I have this speaker as well and think it is fantastic. I, too, wonder why the Adante line was not a bigger hit, but don't mind too much as it is like I uncovered a rare gem. I am sure it was due to a number of reasons, most likely that it did not fit the "affordable" marketing optics that Elac was pushing with Jones' less expensive designs, including the previous Pioneer offerings (I am sure most folks purchasing at the Debut or UniFi level have never heard of TAD). Of course, it could have been because of Guttenberg's not so glowing CNET review or the silly one over at ASR... Anyway, I would love to demo the Sourcepoint to hear what AJ has concocted. It would have to be very good indeed to make me consider giving up my Adantes! Unfortunately, I am sure it is.

Glotz's picture

You guys are way critical of John here... impolite and harsh.

That being said, say what you want. I enjoy freedom as well.

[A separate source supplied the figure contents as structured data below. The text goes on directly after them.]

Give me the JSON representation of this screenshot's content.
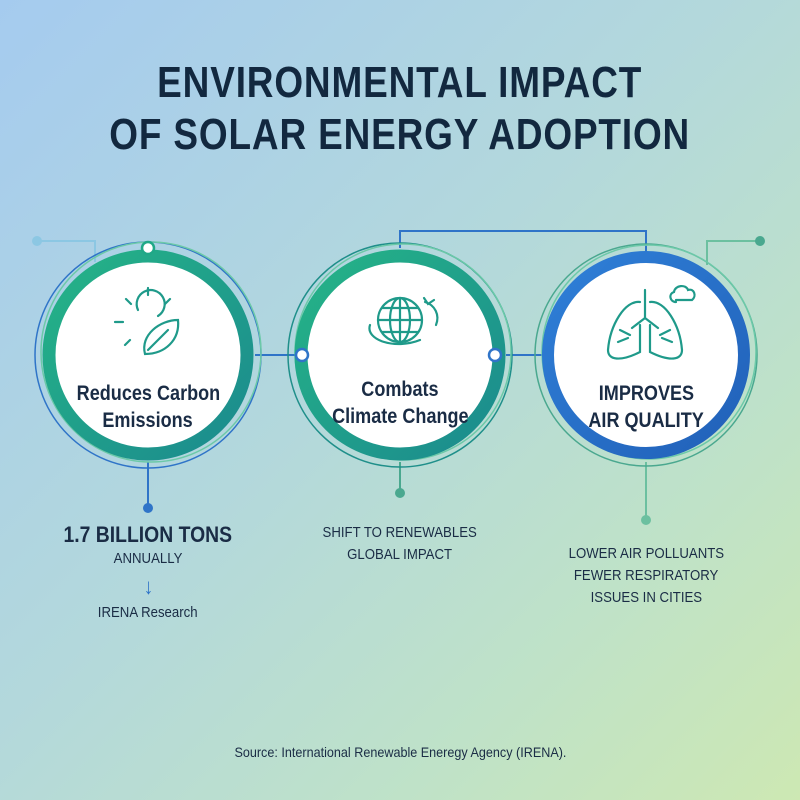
{
  "title": {
    "line1": "ENVIRONMENTAL IMPACT",
    "line2": "OF SOLAR ENERGY ADOPTION"
  },
  "cards": [
    {
      "icon": "sun-leaf-icon",
      "label_line1": "Reduces Carbon",
      "label_line2": "Emissions",
      "stat": "1.7 BILLION TONS",
      "detail": "ANNUALLY",
      "arrow": "↓",
      "note": "IRENA Research",
      "ring_color": "#1fa887"
    },
    {
      "icon": "globe-arrow-icon",
      "label_line1": "Combats",
      "label_line2": "Climate Change",
      "detail_line1": "SHIFT TO RENEWABLES",
      "detail_line2": "GLOBAL IMPACT",
      "ring_color": "#1fa887"
    },
    {
      "icon": "lungs-cloud-icon",
      "label_line1": "IMPROVES",
      "label_line2": "AIR QUALITY",
      "detail_line1": "LOWER AIR POLLUANTS",
      "detail_line2": "FEWER RESPIRATORY",
      "detail_line3": "ISSUES IN CITIES",
      "ring_color": "#2a6fcc"
    }
  ],
  "source": "Source: International Renewable Eneregy Agency (IRENA).",
  "colors": {
    "navy": "#12283f",
    "green": "#1fa887",
    "teal": "#1f8f8a",
    "blue": "#2a6fcc"
  }
}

This product speaks to the mastery of Andrew Jones as a speaker designer, especially in light of him working for several mfgs. It's validation not condemnation.

michelesurdi's picture

tin,ten,whats that word?ah yes,tannoy.

David Harper's picture

so what is it specifically about these speakers that makes them worth almost 4K? because price determines sound quality? Looks like they're worth maybe 1K/pair.

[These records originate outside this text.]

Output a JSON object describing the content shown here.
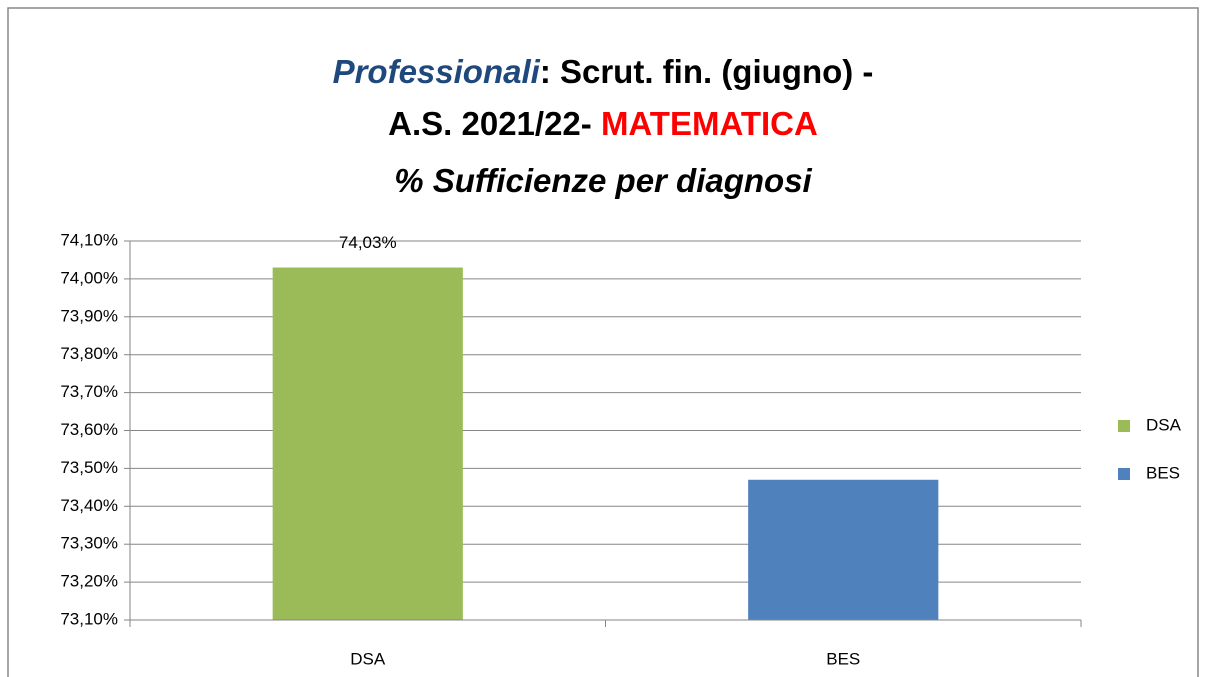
{
  "chart_data": {
    "type": "bar",
    "title": [
      "Professionali",
      ": Scrut. fin. (giugno) -",
      "A.S. 2021/22-",
      "MATEMATICA",
      "% Sufficienze per diagnosi"
    ],
    "categories": [
      "DSA",
      "BES"
    ],
    "series": [
      {
        "name": "DSA",
        "color": "#9bbb59",
        "values": [
          74.03,
          null
        ],
        "value_labels": [
          "74,03%",
          null
        ]
      },
      {
        "name": "BES",
        "color": "#4f81bd",
        "values": [
          null,
          73.47
        ]
      }
    ],
    "ylim": [
      73.1,
      74.1
    ],
    "yticks": [
      {
        "value": 73.1,
        "label": "73,10%"
      },
      {
        "value": 73.2,
        "label": "73,20%"
      },
      {
        "value": 73.3,
        "label": "73,30%"
      },
      {
        "value": 73.4,
        "label": "73,40%"
      },
      {
        "value": 73.5,
        "label": "73,50%"
      },
      {
        "value": 73.6,
        "label": "73,60%"
      },
      {
        "value": 73.7,
        "label": "73,70%"
      },
      {
        "value": 73.8,
        "label": "73,80%"
      },
      {
        "value": 73.9,
        "label": "73,90%"
      },
      {
        "value": 74.0,
        "label": "74,00%"
      },
      {
        "value": 74.1,
        "label": "74,10%"
      }
    ],
    "grid": true,
    "legend": "right"
  }
}
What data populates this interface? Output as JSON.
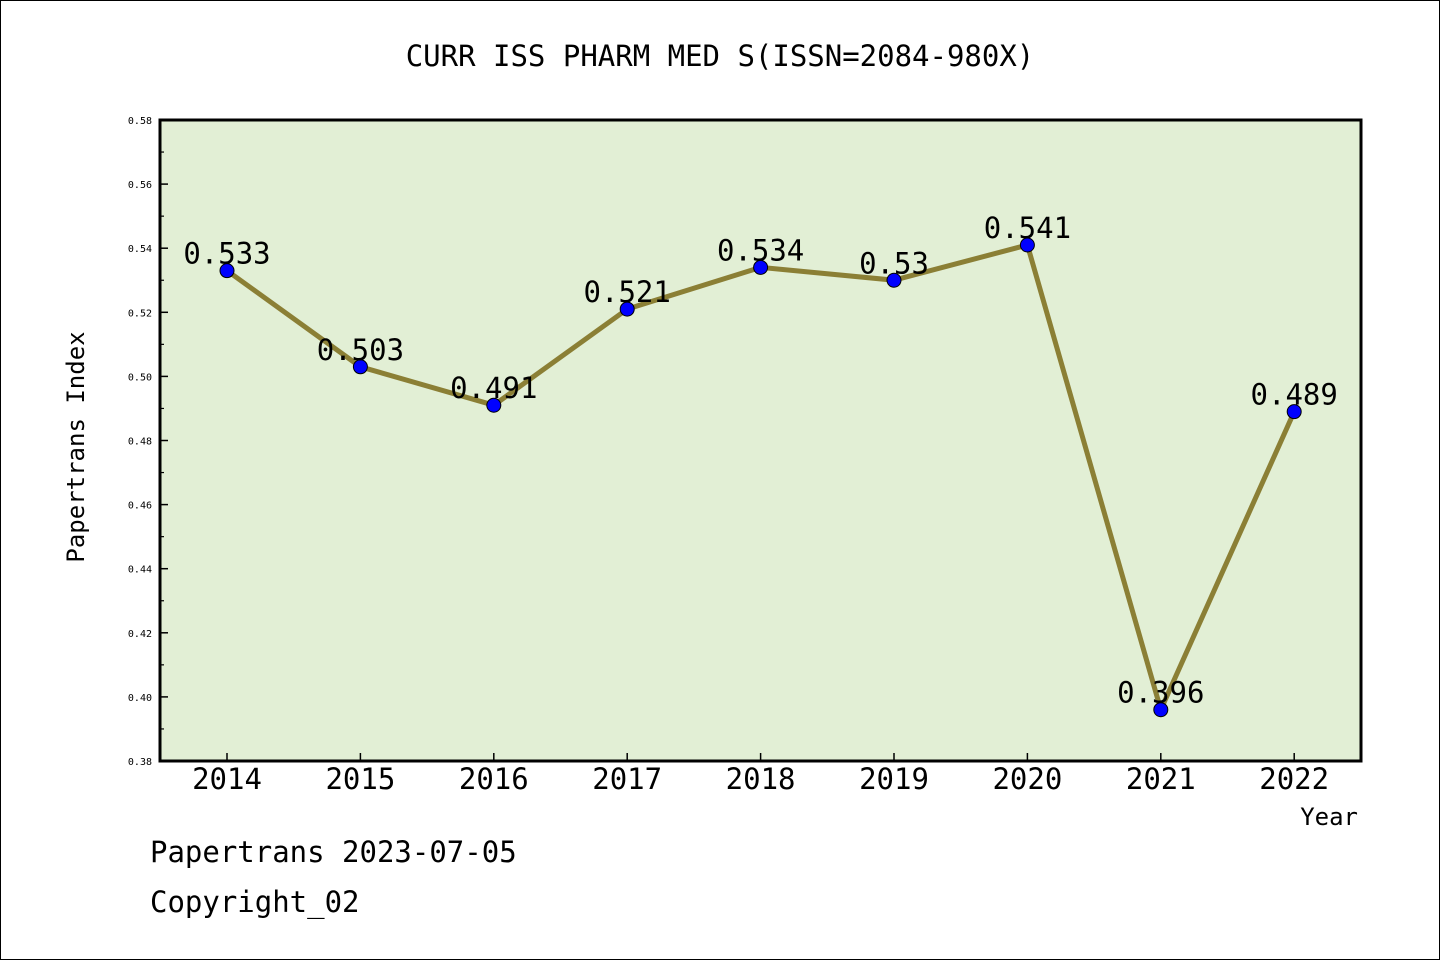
{
  "chart_data": {
    "type": "line",
    "title": "CURR ISS PHARM MED S(ISSN=2084-980X)",
    "xlabel": "Year",
    "ylabel": "Papertrans Index",
    "categories": [
      "2014",
      "2015",
      "2016",
      "2017",
      "2018",
      "2019",
      "2020",
      "2021",
      "2022"
    ],
    "series": [
      {
        "values": [
          0.533,
          0.503,
          0.491,
          0.521,
          0.534,
          0.53,
          0.541,
          0.396,
          0.489
        ],
        "labels": [
          "0.533",
          "0.503",
          "0.491",
          "0.521",
          "0.534",
          "0.53",
          "0.541",
          "0.396",
          "0.489"
        ]
      }
    ],
    "ylim": [
      0.38,
      0.58
    ],
    "yticks": [
      "0.38",
      "0.40",
      "0.42",
      "0.44",
      "0.46",
      "0.48",
      "0.50",
      "0.52",
      "0.54",
      "0.56",
      "0.58"
    ],
    "grid": false,
    "colors": {
      "plot_background": "#e2efd5",
      "line": "#8b7f35",
      "marker": "#0000ff"
    }
  },
  "footer": {
    "source": "Papertrans 2023-07-05",
    "copyright": "Copyright_02"
  }
}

ChrisS's picture some yourself.

LukeW's picture

I would lean toward a set of the ZU AUDIO UNION 6 SUPREME Loudspeakers and save a couple of bucks in the process. I love the concept of a a large single driver speaker. One that is made in the USA is pretty amazing too.

Indydan's picture

There is already a pair for sale used on Canuck audio mart.

Luc Michaud's picture

I entered a room at Montreal Audio Fest last month. I sat down because I had to know what was prodicing this clean, balanced and nice music. I was much impressed. I have Raidho X3 speakers in one system and Qconcept 500 in the other. What I can say is that Andrew Jones hit one out of the park. With basic electronis and cables, It was filling a large room with beautiful music. I did not know Andrew Jones before. I met him and now I know who he his: a darn good speaker designer.